I was afraid it might just act like a greenhouse and spread under the ground :( . Thanks
I cut down & tried to "banish" a climbing rose that looks great in the spring but is bare of leaves by mid summer. It got too hot to dig it all out. I got distracted elsewhere. Cooled off this weekend & I went to dig it out--Darn thing is blooming Again! Guess it just needed a good threat to pull it back into line....
Oh, and I spent 2 hours fighting a 20 foot by 12 foot Moonflower that was trying to eat a school!!! I planted it as a backdrop in the dry overhang area in front of the school 3 years ago. A bulldozer ripped the bed up last summer seeking leaking pipes. I couldn't bear to go back & look at the damage. I was hoping someone else with a tougher skin would take over my 5 year landscaping project. After watching the weeds grow & grow & grow this Spring & summer, I went back Sunday to see the Moonflower devouring what was left of the bed and trying to snag passing school kids for lunch....
I went back to haul out 5 trunk loads of weeds& decimated Moonflower vines. I dug and chopped & transplanted to recover 2 of the overgrown beds. I'm not going to look at the 60 x 12 foot Butterfly garden until Spring. I don't have the energy & frost is a few weeks away.
To banish (every year):
English Ivy
Vinca - dk green and variegated
Eleagnus Bushes (Ugly Agnes), we dug up 7 huge ones 6 yrs ago, they still keep popping up from the roots!
Prickly Pear Cactus
Privit bushes
Sweet Autumn Clematis
More I can't think of right now!
Have been succesful to banish Obedient plant, it's not obedient!! Round-up works fairly well if it is applied full strength.
Kathy_T, I think the intensity of the sun in California was not taken into account when Baa said plastic wouldn't kill it. I would give it a try and leave it all summer. In a hot dry climate things might work that don't work in wetter, cloudier, milder places on the planet.

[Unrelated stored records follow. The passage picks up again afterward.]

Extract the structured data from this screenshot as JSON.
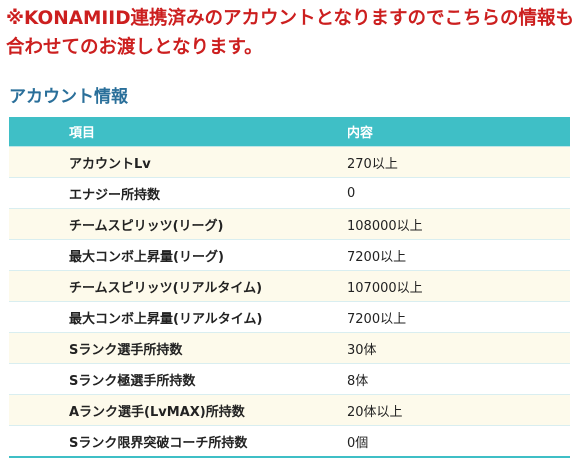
{
  "notice": {
    "text": "※KONAMIID連携済みのアカウントとなりますのでこちらの情報も合わせてのお渡しとなります。"
  },
  "section": {
    "title": "アカウント情報"
  },
  "table": {
    "headers": {
      "item": "項目",
      "value": "内容"
    },
    "rows": [
      {
        "label": "アカウントLv",
        "value": "270以上"
      },
      {
        "label": "エナジー所持数",
        "value": "0"
      },
      {
        "label": "チームスピリッツ(リーグ)",
        "value": "108000以上"
      },
      {
        "label": "最大コンボ上昇量(リーグ)",
        "value": "7200以上"
      },
      {
        "label": "チームスピリッツ(リアルタイム)",
        "value": "107000以上"
      },
      {
        "label": "最大コンボ上昇量(リアルタイム)",
        "value": "7200以上"
      },
      {
        "label": "Sランク選手所持数",
        "value": "30体"
      },
      {
        "label": "Sランク極選手所持数",
        "value": "8体"
      },
      {
        "label": "Aランク選手(LvMAX)所持数",
        "value": "20体以上"
      },
      {
        "label": "Sランク限界突破コーチ所持数",
        "value": "0個"
      }
    ]
  },
  "colors": {
    "notice_text": "#cc1f1f",
    "section_title": "#2a6f9a",
    "table_header_bg": "#3fbfc6",
    "table_row_alt_bg": "#fdfaeb"
  }
}
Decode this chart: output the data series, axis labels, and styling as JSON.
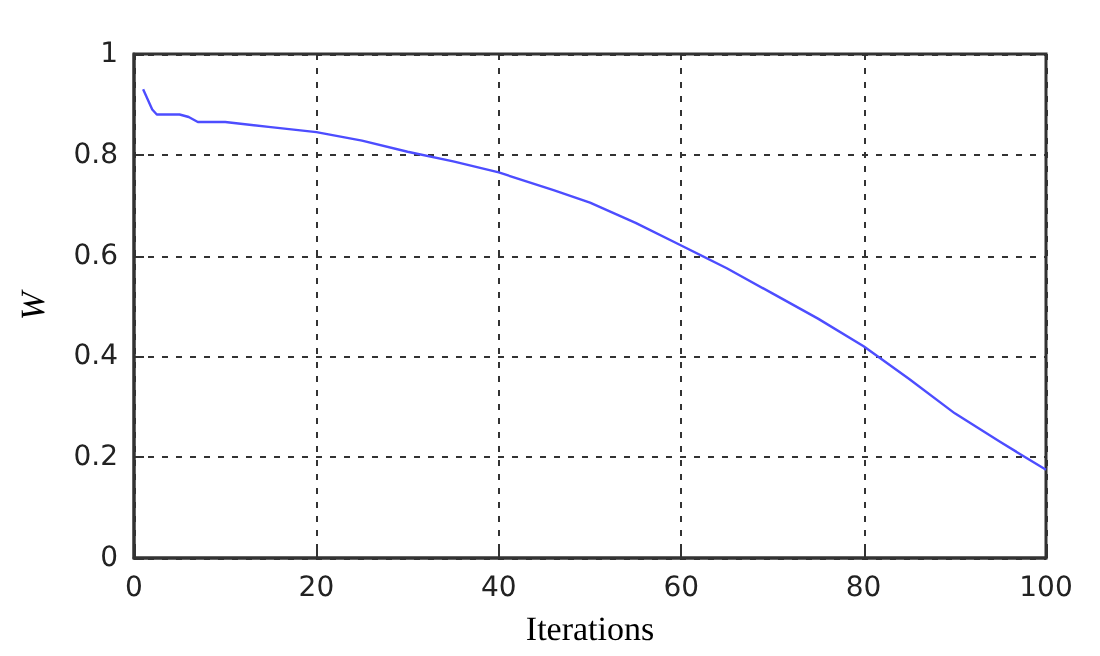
{
  "chart_data": {
    "type": "line",
    "xlabel": "Iterations",
    "ylabel": "W",
    "x": [
      1,
      2,
      2.5,
      3,
      5,
      6,
      7,
      10,
      15,
      20,
      25,
      30,
      35,
      40,
      46,
      50,
      55,
      60,
      65,
      70,
      75,
      80,
      85,
      90,
      95,
      100
    ],
    "series": [
      {
        "color": "#4d4dff",
        "values": [
          0.93,
          0.89,
          0.88,
          0.88,
          0.88,
          0.875,
          0.865,
          0.865,
          0.855,
          0.845,
          0.828,
          0.806,
          0.787,
          0.765,
          0.73,
          0.705,
          0.665,
          0.62,
          0.575,
          0.525,
          0.475,
          0.42,
          0.355,
          0.287,
          0.23,
          0.175
        ]
      }
    ],
    "xlim": [
      0,
      100
    ],
    "xticks": [
      0,
      20,
      40,
      60,
      80,
      100
    ],
    "ylim": [
      0,
      1
    ],
    "yticks": [
      0,
      0.2,
      0.4,
      0.6,
      0.8,
      1
    ],
    "grid": true,
    "marker": "none",
    "line_style": "solid"
  }
}
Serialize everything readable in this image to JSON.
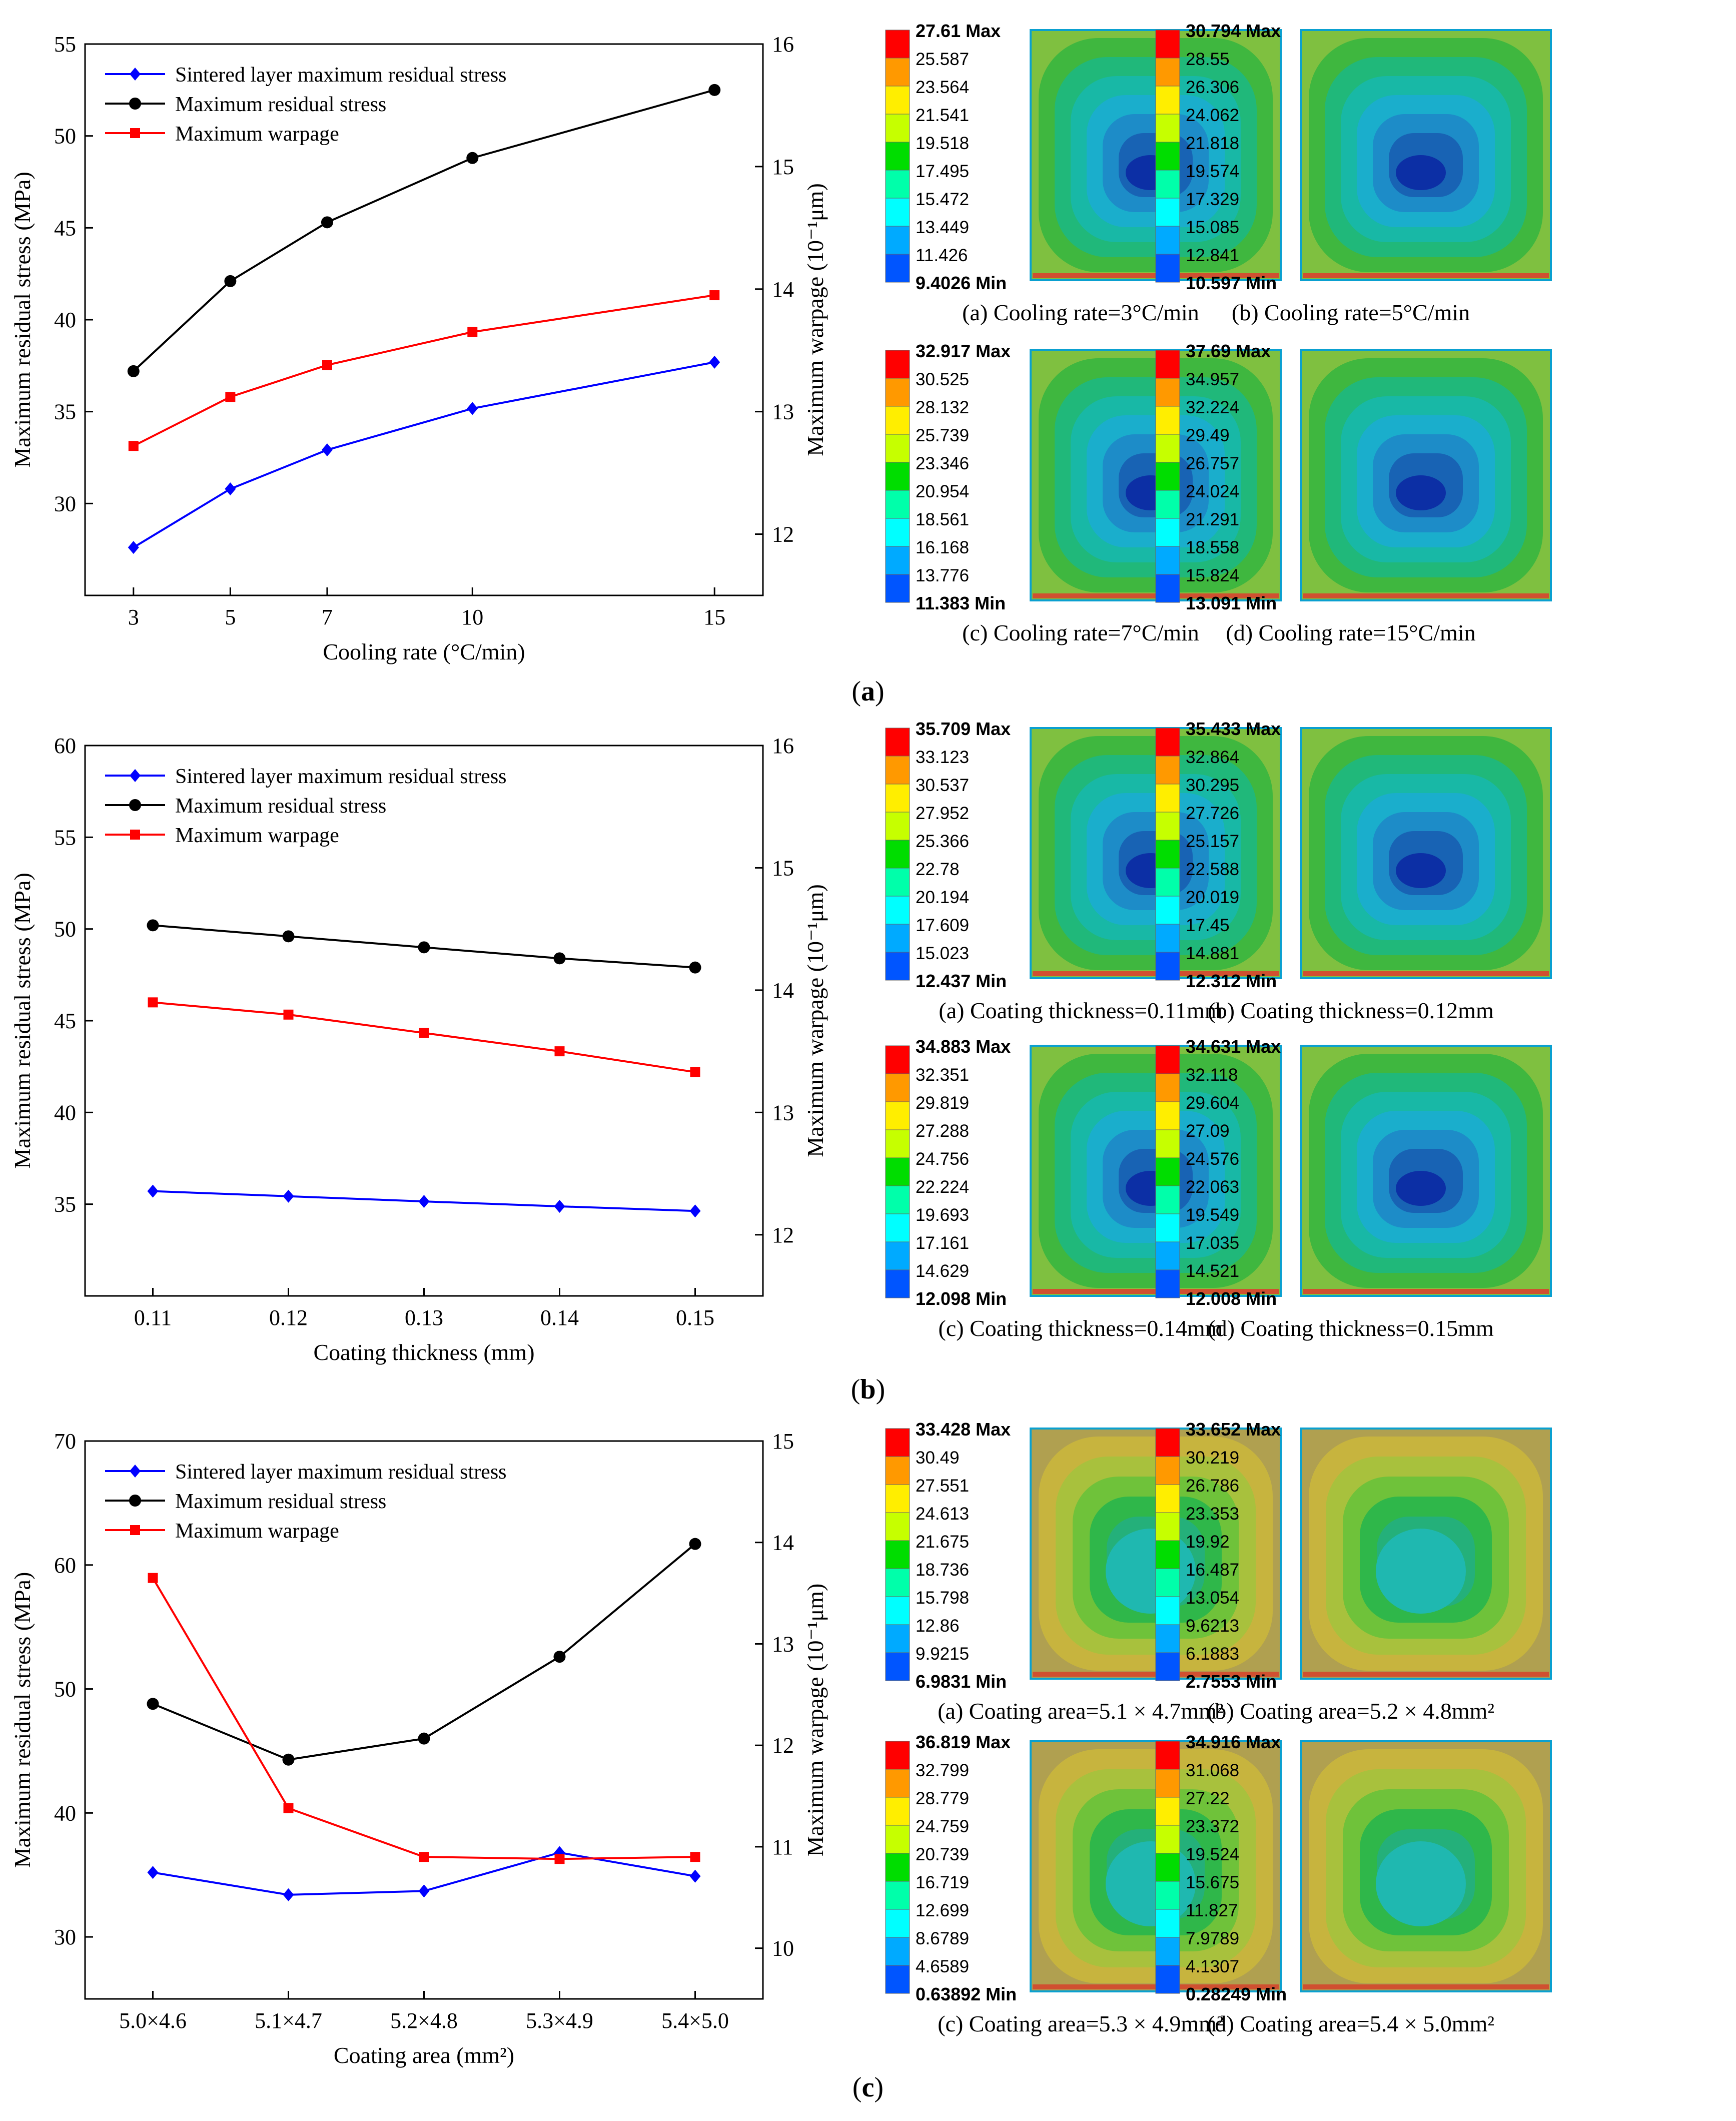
{
  "rows": [
    {
      "label": "a",
      "chart": {
        "type": "line",
        "categories": [
          "3",
          "5",
          "7",
          "10",
          "15"
        ],
        "x": [
          3,
          5,
          7,
          10,
          15
        ],
        "xlim": [
          2.0,
          16.0
        ],
        "xlabel": "Cooling rate (°C/min)",
        "ylabel": "Maximum residual stress (MPa)",
        "y2label": "Maximum warpage (10⁻¹μm)",
        "ylim": [
          25,
          55
        ],
        "yticks": [
          30,
          35,
          40,
          45,
          50,
          55
        ],
        "y2lim": [
          11.5,
          16
        ],
        "y2ticks": [
          12,
          13,
          14,
          15,
          16
        ],
        "legend_position": "top-left",
        "series": [
          {
            "name": "Sintered layer maximum residual stress",
            "color": "#0000ff",
            "marker": "diamond",
            "axis": "left",
            "values": [
              27.61,
              30.794,
              32.917,
              35.17,
              37.69
            ]
          },
          {
            "name": "Maximum residual stress",
            "color": "#000000",
            "marker": "circle",
            "axis": "left",
            "values": [
              37.2,
              42.1,
              45.3,
              48.8,
              52.5
            ]
          },
          {
            "name": "Maximum warpage",
            "color": "#ff0000",
            "marker": "square",
            "axis": "right",
            "values": [
              12.72,
              13.12,
              13.38,
              13.65,
              13.95
            ]
          }
        ]
      },
      "contours": [
        {
          "caption": "(a) Cooling rate=3°C/min",
          "labels": [
            "27.61 Max",
            "25.587",
            "23.564",
            "21.541",
            "19.518",
            "17.495",
            "15.472",
            "13.449",
            "11.426",
            "9.4026 Min"
          ]
        },
        {
          "caption": "(b) Cooling rate=5°C/min",
          "labels": [
            "30.794 Max",
            "28.55",
            "26.306",
            "24.062",
            "21.818",
            "19.574",
            "17.329",
            "15.085",
            "12.841",
            "10.597 Min"
          ]
        },
        {
          "caption": "(c) Cooling rate=7°C/min",
          "labels": [
            "32.917 Max",
            "30.525",
            "28.132",
            "25.739",
            "23.346",
            "20.954",
            "18.561",
            "16.168",
            "13.776",
            "11.383 Min"
          ]
        },
        {
          "caption": "(d) Cooling rate=15°C/min",
          "labels": [
            "37.69 Max",
            "34.957",
            "32.224",
            "29.49",
            "26.757",
            "24.024",
            "21.291",
            "18.558",
            "15.824",
            "13.091 Min"
          ]
        }
      ]
    },
    {
      "label": "b",
      "chart": {
        "type": "line",
        "categories": [
          "0.11",
          "0.12",
          "0.13",
          "0.14",
          "0.15"
        ],
        "x": [
          0.11,
          0.12,
          0.13,
          0.14,
          0.15
        ],
        "xlim": [
          0.105,
          0.155
        ],
        "xlabel": "Coating thickness (mm)",
        "ylabel": "Maximum residual stress (MPa)",
        "y2label": "Maximum warpage (10⁻¹μm)",
        "ylim": [
          30,
          60
        ],
        "yticks": [
          35,
          40,
          45,
          50,
          55,
          60
        ],
        "y2lim": [
          11.5,
          16
        ],
        "y2ticks": [
          12,
          13,
          14,
          15,
          16
        ],
        "legend_position": "top-left",
        "series": [
          {
            "name": "Sintered layer maximum residual stress",
            "color": "#0000ff",
            "marker": "diamond",
            "axis": "left",
            "values": [
              35.709,
              35.433,
              35.15,
              34.883,
              34.631
            ]
          },
          {
            "name": "Maximum residual stress",
            "color": "#000000",
            "marker": "circle",
            "axis": "left",
            "values": [
              50.2,
              49.6,
              49.0,
              48.4,
              47.9
            ]
          },
          {
            "name": "Maximum warpage",
            "color": "#ff0000",
            "marker": "square",
            "axis": "right",
            "values": [
              13.9,
              13.8,
              13.65,
              13.5,
              13.33
            ]
          }
        ]
      },
      "contours": [
        {
          "caption": "(a) Coating thickness=0.11mm",
          "labels": [
            "35.709 Max",
            "33.123",
            "30.537",
            "27.952",
            "25.366",
            "22.78",
            "20.194",
            "17.609",
            "15.023",
            "12.437 Min"
          ]
        },
        {
          "caption": "(b) Coating thickness=0.12mm",
          "labels": [
            "35.433 Max",
            "32.864",
            "30.295",
            "27.726",
            "25.157",
            "22.588",
            "20.019",
            "17.45",
            "14.881",
            "12.312 Min"
          ]
        },
        {
          "caption": "(c) Coating thickness=0.14mm",
          "labels": [
            "34.883 Max",
            "32.351",
            "29.819",
            "27.288",
            "24.756",
            "22.224",
            "19.693",
            "17.161",
            "14.629",
            "12.098 Min"
          ]
        },
        {
          "caption": "(d) Coating thickness=0.15mm",
          "labels": [
            "34.631 Max",
            "32.118",
            "29.604",
            "27.09",
            "24.576",
            "22.063",
            "19.549",
            "17.035",
            "14.521",
            "12.008 Min"
          ]
        }
      ]
    },
    {
      "label": "c",
      "chart": {
        "type": "line",
        "categories": [
          "5.0×4.6",
          "5.1×4.7",
          "5.2×4.8",
          "5.3×4.9",
          "5.4×5.0"
        ],
        "x": [
          0,
          1,
          2,
          3,
          4
        ],
        "xlim": [
          -0.5,
          4.5
        ],
        "xlabel": "Coating area (mm²)",
        "ylabel": "Maximum residual stress (MPa)",
        "y2label": "Maximum warpage (10⁻¹μm)",
        "ylim": [
          25,
          70
        ],
        "yticks": [
          30,
          40,
          50,
          60,
          70
        ],
        "y2lim": [
          9.5,
          15
        ],
        "y2ticks": [
          10,
          11,
          12,
          13,
          14,
          15
        ],
        "legend_position": "top-left",
        "series": [
          {
            "name": "Sintered layer maximum residual stress",
            "color": "#0000ff",
            "marker": "diamond",
            "axis": "left",
            "values": [
              35.2,
              33.4,
              33.7,
              36.8,
              34.9
            ]
          },
          {
            "name": "Maximum residual stress",
            "color": "#000000",
            "marker": "circle",
            "axis": "left",
            "values": [
              48.8,
              44.3,
              46.0,
              52.6,
              61.7
            ]
          },
          {
            "name": "Maximum warpage",
            "color": "#ff0000",
            "marker": "square",
            "axis": "right",
            "values": [
              13.65,
              11.38,
              10.9,
              10.88,
              10.9
            ]
          }
        ]
      },
      "contours": [
        {
          "caption": "(a) Coating area=5.1 × 4.7mm²",
          "labels": [
            "33.428 Max",
            "30.49",
            "27.551",
            "24.613",
            "21.675",
            "18.736",
            "15.798",
            "12.86",
            "9.9215",
            "6.9831 Min"
          ]
        },
        {
          "caption": "(b) Coating area=5.2 × 4.8mm²",
          "labels": [
            "33.652 Max",
            "30.219",
            "26.786",
            "23.353",
            "19.92",
            "16.487",
            "13.054",
            "9.6213",
            "6.1883",
            "2.7553 Min"
          ]
        },
        {
          "caption": "(c) Coating area=5.3 × 4.9mm²",
          "labels": [
            "36.819 Max",
            "32.799",
            "28.779",
            "24.759",
            "20.739",
            "16.719",
            "12.699",
            "8.6789",
            "4.6589",
            "0.63892 Min"
          ]
        },
        {
          "caption": "(d) Coating area=5.4 × 5.0mm²",
          "labels": [
            "34.916 Max",
            "31.068",
            "27.22",
            "23.372",
            "19.524",
            "15.675",
            "11.827",
            "7.9789",
            "4.1307",
            "0.28249 Min"
          ]
        }
      ]
    }
  ],
  "colorbar_colors": [
    "#ff0000",
    "#ff9900",
    "#ffee00",
    "#c6ff00",
    "#00dd00",
    "#00ffaa",
    "#00ffff",
    "#00aaff",
    "#0055ff",
    "#0000dd"
  ]
}
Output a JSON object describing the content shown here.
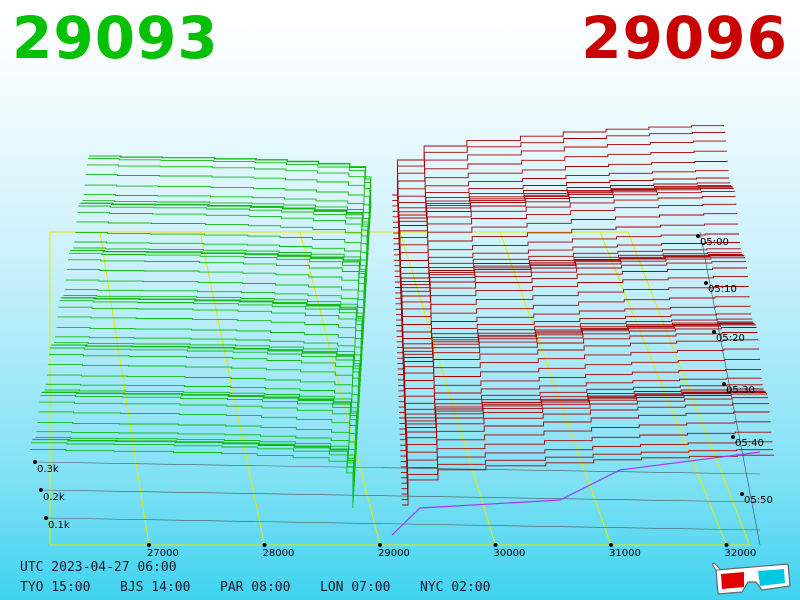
{
  "header": {
    "bid_price": "29093",
    "ask_price": "29096"
  },
  "footer": {
    "utc": "UTC 2023-04-27 06:00",
    "zones": [
      {
        "label": "TYO 15:00"
      },
      {
        "label": "BJS 14:00"
      },
      {
        "label": "PAR 08:00"
      },
      {
        "label": "LON 07:00"
      },
      {
        "label": "NYC 02:00"
      }
    ]
  },
  "colors": {
    "bid": "#11bb11",
    "ask": "#aa0000",
    "grid": "#e8e800",
    "baseline": "#aa33ff"
  },
  "icons": {
    "glasses": "3d-glasses-icon"
  },
  "chart_data": {
    "type": "area",
    "title": "",
    "price_axis": {
      "ticks": [
        "27000",
        "28000",
        "29000",
        "30000",
        "31000",
        "32000"
      ],
      "range": [
        26000,
        32200
      ]
    },
    "volume_axis": {
      "ticks": [
        "0.1k",
        "0.2k",
        "0.3k"
      ]
    },
    "time_axis": {
      "ticks": [
        "05:00",
        "05:10",
        "05:20",
        "05:30",
        "05:40",
        "05:50"
      ]
    },
    "series": [
      {
        "side": "bid",
        "levels": 60,
        "color": "#11bb11"
      },
      {
        "side": "ask",
        "levels": 60,
        "color": "#aa0000"
      }
    ]
  }
}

Well, mine for sure has been the ordinary garden fennel...this herb moves around in a big hurry! The root network is so strong. So in a container he goes! The fine lacy foliage is great in a flower arrangement..Elaine
I'll take anyone's Obedient plants and blackberry/cany lilies if they want to trade for daylilies, iris, black spearmint(LOL), or seeds of Zebrina Althea or some true perennial hollyhocks. I know I have other things to trade but can't think of them right now.
Where do I start?? Bishop's Weed, Jupiter's beard, vinca - both varigated and green, plumbago, varigated ribbon grass, gooseneck loosestrife, and northern sea oats (chasmanthium latifolium). The sea oats was never a problem until this year and now they are EVERYWHERE.
A couple of you have mentioned the sweet autumn clematis being a problem. Does it spread or does it just get too big? I was thinking about planting it.
Sweet autumn clematis re-seeds a LOT. It is being mentioned more and more often as an invasive plant that should be avoided in some states -- especially in the mid-Atlantic region.
It can get very large -- more than 100 feet tall, but can be cut to the ground every year to keep it under 20'. Yep, it usually grows to 20' in a year. If you cut it to the ground in the fall, after blooming, re-seeding troubles are eliminated. And the smell! Wow!
Thanks lupinelover. You have just saved me a truck-load of trouble. I need a vine to grow on a trellace over our koi pond. Preferably one that is not too messy. Any suggestions.
How about Gloriousa Lily? Mine are absolutely non-messy. Non-hardy, too, but are easy to store until spring.
Or perhaps a mandevilla? Cat's claw? Many of the tropical vines are not messy, and don't have enough time to ripen their seeds to be seriously invasive in colder areas. They are also easy to over-winter indoors, and so they would cover a lot of trellis space during the summer.
Or how about jasmine? Some of the species may be hardy enough to survive your winters -- not sure how they would do in the desert climate, tho.